Mengulik perihal sariawan ini sangat bisa didedah dengan akal budi. Apa penyebabnya, gejalanya, atau proses penyembuhannya. Tapi saya tidak bisa berpura-pura atau mengada-adakannya. Saya bisa saja tak memberitahukan ini kepada sahabat atau isteri saya, tapi 'kebenaran' bahwa ia ada di balik bibir dower yang tersembunyi ini tak bisa saya elak.
Atau bisa saja saya mengeluhkan sariawan padahal tidak, tetapi akal budi isteri saya, atau dokter umumlah yang kelak akan mengecek, dan mengelaborasi penemuan-penemuan empirisnya melalui satu dari sekian ilmu pengetahuan untuk mengungkap 'selubung' itu. Mungkin inilah analogi 'kebenaran objektif' kata orang-orang pintar bilang.
Karena sejarah proposisi teori filsafat yang berkecambah dan saling mengkoreksi satu sama lain---bahkan seringkali mengkoreksi teori si filsuf itu sendiri---Era mutakhir kerap terperangkap dalam kanal 'baru' yang 'tidak sepenuhnya baru', katakanlah postmodernisme, atau kata keren tahun 2016 lalu, 'post-truth'.
Apa yang modern dari paska-modern? Apa yang benar dari paska-kebenaran? Memperdebatkan kebenaran mungkin tak akan selesai sampai lebaran kuda. Tokoh sahabat saya di atas bisa dikatakan masuk dalam kategori ini, bagaimana sebuah 'kebenaran' ditentukan oleh kohesifitas inter-relasi ruang dan waktu tertentu. 'Kebenaran' ditentukan kualitas hubungan antar manusia di wilayah tertentu. Partikular. Relatif.
Om Rocky memulainya dengan upaya pemaknaan peyoratif. Melebarkan makna antara fiksi dengan fiktif. Ada artikulasi pemaknaan 'membuat' atau ektremnya 'merekayasa' disana. Afiksasi memang membentuk kata, tapi tak lantas merubahnya atau lepas sama sekali dari makna awal.
Opini yang membenarkan corak naratif sebuah fiksi dan membandingkannya dengan corak imperatif #2019ganti presiden, saya rasa tak lebih dari sekadar bentuk, bukan definisi yang otoritatif semisal KBBI; fiksi adalah rekaan, khayalan.

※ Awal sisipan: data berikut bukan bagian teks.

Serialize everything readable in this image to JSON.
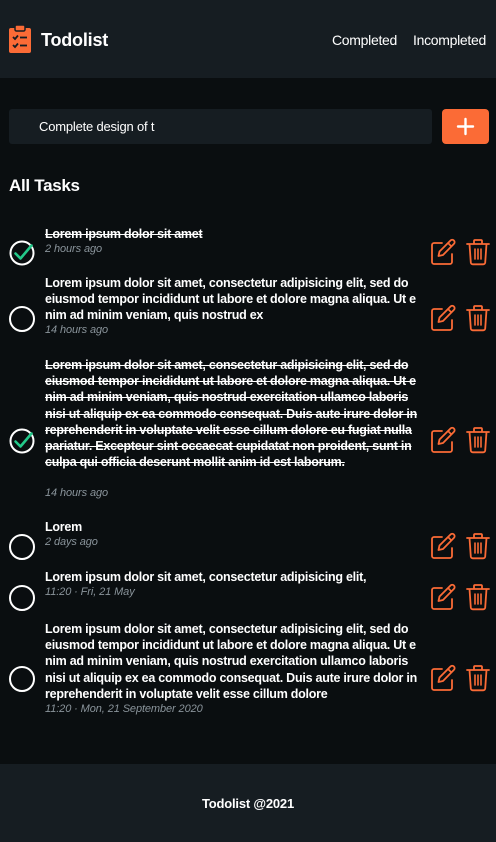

Bukankah nasib yang sama berlaku juga pada istilah 'pencitraan' dari kata dasar 'citra'. Atau 'diamankan' dari kata 'aman' yang telah berkonotasi lain. Ia memberi rasa (tafsir), namun substansinya tak tercerabut. Yang memberi makna? Oknum. Kita. Politisi. Siapa saja. Itu saya sepakat.Â
Lho dalam hidup keseharian kamu yakin sudah otentik, apa adanya, tanpa pencitraan, bertingkah laku tanpa motif?
Seorang penulis, Eka Kurniawan, dalam blognya menulis pertanyaan yang relevan: Adakah kebenaran dalam fiksi? Jawabnya, "Saya ragu. 100% meragukannya." Bahkan, minimal ia meragukan sendiri kebenaran dalam karya-karyanya. Kebenaran apa? Â Ya tergantung konteks pembicaraan mau diarahkan kemana. Kebenaran objektif, relatif, atau logis semata.
Fiksi umumnya masuk dalam kanal 'kebenaran' atas dasar penalaran-penalaran logika tok. Gaya narasi serealistis bagaimanapun juga bukanlah realitas itu sendiri. Ia punya ruangan khusus. Kalau fiksi sudah melangkah masuk kamar absolut/objektif dalam realitas, bergantung lagi seberapa panjang sumbu yang kita punya.
Apakah kebenaran isi sebuah cerpen, misalnya sama persis---tidak sekadar buah inspirasi---dengan kebenaran dalam kenyataan? Kalau dikatakan sama persis, saya jadi mafhum dengan segala cerminan simulakra dan hiper-realitas ini. Apalagi kalau hanya untuk sekadar meneguhkan motif politik tertentu.